New York/Wien. (gral/apa) "Mit dem Klimawandel befinden wir uns in großen Schwierigkeiten", hatte UN-Generalsekretär António Guterres erst im Dezember zur Eröffnung der Klimakonferenz im polnischen Kattowitz betont. Und tatsächlich scheint die Lage besorgniserregend zu sein. 2018 kam es zu einem Rekordhoch, wenn man sich die weltweiten Kohlenstoffemissionen vor Augen führt. Wissenschaft, Politik und Wirtschaft sind ob der Zukunftsaussichten für unseren Planenten regelrecht angespannt. Eine neue Studie zeigt nun erneut die Dringlichkeit zum Gegensteuern auf. Demnach könnte jener Punkt, an dem es kein Retour mehr gibt - der sogenannte Kipp-Punkt -, früher eintreten, als bisher gedacht.

Unerwünschte Konsequenzen

Die Forscher der Columbia University School of Engineering and Applied Science widmeten sich in ihrer in "Nature" publizierten Studie den klimatologischen Entwicklungen seit dem Jahr 2000. Sie zeigt, dass "normale" Klimajahre die extrem heißen und trockenen Saisonen nicht ausgleichen können. Die menschengemachten Emissionen lassen den CO2-Gehalt in der Erdatmosphäre weiter ansteigen. Dadurch kommt es zu unnatürlichen Veränderungen im gesamten Klimasystem. Die Effekte können nur teilweise von Land und Ozean vermindert werden, heißt es in der Studie.

Derzeit nehmen das Wasser und die terrestrische Biosphäre - also Wälder, Savannen und andere Landschaften - 50 Prozent dieser Kohlendioxidmengen auf. Es sei aber unklar, ob das Land auch in Zukunft diese Menge absorbieren kann, erklärt Pierre Gentine vom Earth Institute der Columbia University. "Sollte das Land das Maximum der möglichen Aufnahme von CO2 erreicht haben, könnte die Erderwärmung beschleunigt werden.
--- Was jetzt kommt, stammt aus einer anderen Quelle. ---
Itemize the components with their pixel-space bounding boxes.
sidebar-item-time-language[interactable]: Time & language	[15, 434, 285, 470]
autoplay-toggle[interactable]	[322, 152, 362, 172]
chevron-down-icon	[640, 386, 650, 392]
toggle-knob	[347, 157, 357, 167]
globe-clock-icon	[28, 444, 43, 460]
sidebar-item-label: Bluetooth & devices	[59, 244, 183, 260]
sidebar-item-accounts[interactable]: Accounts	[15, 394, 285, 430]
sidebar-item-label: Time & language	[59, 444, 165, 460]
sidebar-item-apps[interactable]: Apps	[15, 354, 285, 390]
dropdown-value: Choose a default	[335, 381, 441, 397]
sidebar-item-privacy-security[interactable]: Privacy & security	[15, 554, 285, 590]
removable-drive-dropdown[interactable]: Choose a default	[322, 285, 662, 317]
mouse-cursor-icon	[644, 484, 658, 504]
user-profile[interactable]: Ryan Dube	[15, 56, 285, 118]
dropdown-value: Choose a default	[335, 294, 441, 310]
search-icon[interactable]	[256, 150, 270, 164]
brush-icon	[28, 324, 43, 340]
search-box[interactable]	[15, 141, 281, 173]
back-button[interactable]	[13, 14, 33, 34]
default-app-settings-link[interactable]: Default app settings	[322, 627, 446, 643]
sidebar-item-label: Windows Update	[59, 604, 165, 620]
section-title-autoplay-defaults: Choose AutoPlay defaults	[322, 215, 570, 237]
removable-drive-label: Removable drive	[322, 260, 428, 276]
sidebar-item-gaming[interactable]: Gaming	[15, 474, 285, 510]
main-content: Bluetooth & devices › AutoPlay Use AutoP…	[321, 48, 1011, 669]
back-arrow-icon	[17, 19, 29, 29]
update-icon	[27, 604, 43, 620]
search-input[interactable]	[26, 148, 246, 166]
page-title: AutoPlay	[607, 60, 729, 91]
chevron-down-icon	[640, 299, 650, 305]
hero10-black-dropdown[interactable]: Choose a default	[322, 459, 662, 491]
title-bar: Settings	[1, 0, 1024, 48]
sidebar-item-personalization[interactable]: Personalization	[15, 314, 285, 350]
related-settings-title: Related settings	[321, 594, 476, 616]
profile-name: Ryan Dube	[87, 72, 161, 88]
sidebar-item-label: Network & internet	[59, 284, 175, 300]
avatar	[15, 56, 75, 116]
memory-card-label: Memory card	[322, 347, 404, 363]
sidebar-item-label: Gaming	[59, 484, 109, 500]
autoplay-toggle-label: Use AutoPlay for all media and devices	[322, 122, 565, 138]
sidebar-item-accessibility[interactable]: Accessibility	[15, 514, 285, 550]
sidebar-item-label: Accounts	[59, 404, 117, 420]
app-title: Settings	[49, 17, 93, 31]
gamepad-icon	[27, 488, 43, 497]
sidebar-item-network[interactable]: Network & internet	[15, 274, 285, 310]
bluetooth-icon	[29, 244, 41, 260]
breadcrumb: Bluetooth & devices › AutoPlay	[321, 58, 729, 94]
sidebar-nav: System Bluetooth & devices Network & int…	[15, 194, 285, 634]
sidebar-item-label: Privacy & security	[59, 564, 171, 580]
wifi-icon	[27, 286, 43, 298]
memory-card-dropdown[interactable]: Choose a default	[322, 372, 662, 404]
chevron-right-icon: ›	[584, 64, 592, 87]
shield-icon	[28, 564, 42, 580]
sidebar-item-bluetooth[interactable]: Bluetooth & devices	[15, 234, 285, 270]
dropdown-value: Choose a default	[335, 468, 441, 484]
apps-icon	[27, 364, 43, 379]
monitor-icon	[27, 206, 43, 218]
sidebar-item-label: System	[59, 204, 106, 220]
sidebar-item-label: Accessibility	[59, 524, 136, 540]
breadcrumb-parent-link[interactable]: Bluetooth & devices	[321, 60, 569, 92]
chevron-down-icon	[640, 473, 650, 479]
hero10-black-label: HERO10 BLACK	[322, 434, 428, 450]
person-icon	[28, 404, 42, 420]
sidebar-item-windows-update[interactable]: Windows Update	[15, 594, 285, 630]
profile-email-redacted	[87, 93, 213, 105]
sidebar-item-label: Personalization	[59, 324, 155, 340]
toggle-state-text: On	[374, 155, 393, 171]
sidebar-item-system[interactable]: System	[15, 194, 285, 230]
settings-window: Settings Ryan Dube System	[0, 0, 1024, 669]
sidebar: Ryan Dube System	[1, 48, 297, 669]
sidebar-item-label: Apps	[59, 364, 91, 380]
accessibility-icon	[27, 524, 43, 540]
Für den Menschen und seine Umgebung würde das unerwünschte Konsequenzen mit sich bringen", so der Forscher.

Würden sich Trockenheit und extreme Hitzeperioden im nächsten Jahrhundert einstellen, wären die Kontinente dazu in der Lage, zweimal soviel Kohlendioxid wie heute aufzunehmen", so Gentine.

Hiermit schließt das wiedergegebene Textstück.